Jul 12, 2010 at 9:25 pm
At least one of your “responses” seems to have been done by a robot. I got the same wording on my WordPress blog (“I found your site via google thanks for the post. I will save it for future reference.”). Several others look suspicious, too, just generic praise and thanks. Do you intentionally leave these in? Is there a way to stop them, other than by telling WordPress that it is a spam, and thus keeping it off the blog? Try Googling this response to your blog: “Nice brief and this enter helped me alot in my college assignement. Gratefulness you seeking your information.” See how often it appears!
Jul 23, 2010 at 7:30 am
it was very interesting to read.
I want to quote your post in my blog. It can?
And you et an account on Twitter?
Oct 22, 2010 at 12:19 pm
it’s a great resourches, thanks a lot
Feb 02, 2011 at 3:12 am
the one i was looking for finally found here…
“remove file extension”
this is great
Thankyou for sharing!!!
Feb 18, 2011 at 11:51 am
JP Number 13 Password protect your files and directories? Will this stop people from being able to right click and copy your website, content? Much obliged for the codes by the way, nice to find something different and useful.
Mar 03, 2011 at 1:41 am
@Business Host: Nope, this is to prevent certain folders from being accessed by requiring a password(e.g. devmoose.com/pics would require a password if I use the .htaccess code).
Apr 11, 2011 at 9:33 am
Very Nice website. I just finished mine and i was looking for some ideas and your website gave me some. The website was developed by you? Thanks!
Apr 28, 2011 at 9:43 am
Yeah thanks for this post very usefull, i have try and apply in my htaccess.
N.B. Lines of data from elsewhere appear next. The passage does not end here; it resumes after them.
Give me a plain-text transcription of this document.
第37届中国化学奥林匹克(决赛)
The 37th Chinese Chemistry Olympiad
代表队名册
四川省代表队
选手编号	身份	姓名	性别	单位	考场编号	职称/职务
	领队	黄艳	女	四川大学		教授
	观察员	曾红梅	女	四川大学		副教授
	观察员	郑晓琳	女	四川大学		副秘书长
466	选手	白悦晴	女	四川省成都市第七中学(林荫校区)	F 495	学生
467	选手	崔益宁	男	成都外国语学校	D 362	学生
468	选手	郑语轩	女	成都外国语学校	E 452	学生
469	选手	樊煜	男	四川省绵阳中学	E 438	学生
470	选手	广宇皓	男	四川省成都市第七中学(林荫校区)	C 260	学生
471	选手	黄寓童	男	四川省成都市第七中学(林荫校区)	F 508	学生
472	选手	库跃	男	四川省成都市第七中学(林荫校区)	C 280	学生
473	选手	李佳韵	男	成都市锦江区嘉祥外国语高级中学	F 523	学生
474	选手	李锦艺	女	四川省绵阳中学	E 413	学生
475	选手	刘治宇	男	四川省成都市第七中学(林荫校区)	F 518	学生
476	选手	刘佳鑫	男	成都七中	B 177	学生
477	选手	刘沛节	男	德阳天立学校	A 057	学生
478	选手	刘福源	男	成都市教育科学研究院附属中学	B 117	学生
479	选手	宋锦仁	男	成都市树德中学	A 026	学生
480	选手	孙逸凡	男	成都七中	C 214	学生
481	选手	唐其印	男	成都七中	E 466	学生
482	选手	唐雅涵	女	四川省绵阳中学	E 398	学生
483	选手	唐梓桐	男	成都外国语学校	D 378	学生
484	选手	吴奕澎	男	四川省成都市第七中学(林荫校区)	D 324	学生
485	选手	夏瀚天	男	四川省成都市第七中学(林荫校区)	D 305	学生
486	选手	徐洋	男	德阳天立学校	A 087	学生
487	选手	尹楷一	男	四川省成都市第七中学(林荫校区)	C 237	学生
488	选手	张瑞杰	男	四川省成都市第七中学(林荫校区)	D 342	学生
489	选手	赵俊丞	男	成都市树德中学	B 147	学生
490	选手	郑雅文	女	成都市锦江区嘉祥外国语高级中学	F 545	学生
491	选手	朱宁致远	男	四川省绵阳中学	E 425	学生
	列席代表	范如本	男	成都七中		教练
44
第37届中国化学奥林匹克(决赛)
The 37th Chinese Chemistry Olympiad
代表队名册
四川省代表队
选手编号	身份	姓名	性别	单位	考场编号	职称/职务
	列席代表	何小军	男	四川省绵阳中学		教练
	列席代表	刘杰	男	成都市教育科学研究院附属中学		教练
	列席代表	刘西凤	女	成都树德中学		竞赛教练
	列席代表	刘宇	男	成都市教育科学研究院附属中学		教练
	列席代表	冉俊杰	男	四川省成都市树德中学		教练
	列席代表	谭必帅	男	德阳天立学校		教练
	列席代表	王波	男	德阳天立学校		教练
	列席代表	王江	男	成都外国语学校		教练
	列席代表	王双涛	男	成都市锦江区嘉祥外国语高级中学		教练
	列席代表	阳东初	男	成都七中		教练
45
Thanks
May 18, 2011 at 12:17 pm
The code to prevent Hotlinking was very usefull again an attack today
Sep 20, 2011 at 2:31 pm
Nice list… .htaccess tips look great, i find the error code one great :P
Oct 30, 2011 at 11:21 am
Thank you so mouch.
Nov 17, 2011 at 12:58 pm
How do allow access to my site for a specific user-agent??
It’s currently disallowing access for a user-agent by default & I want to allow access.
I’m a beginner.
Please help
Dec 14, 2011 at 6:24 am
It’s really a great and helpful piece of info. I am glad that you shared this helpful info with us. Please keep us informed like this. Thanks for sharing.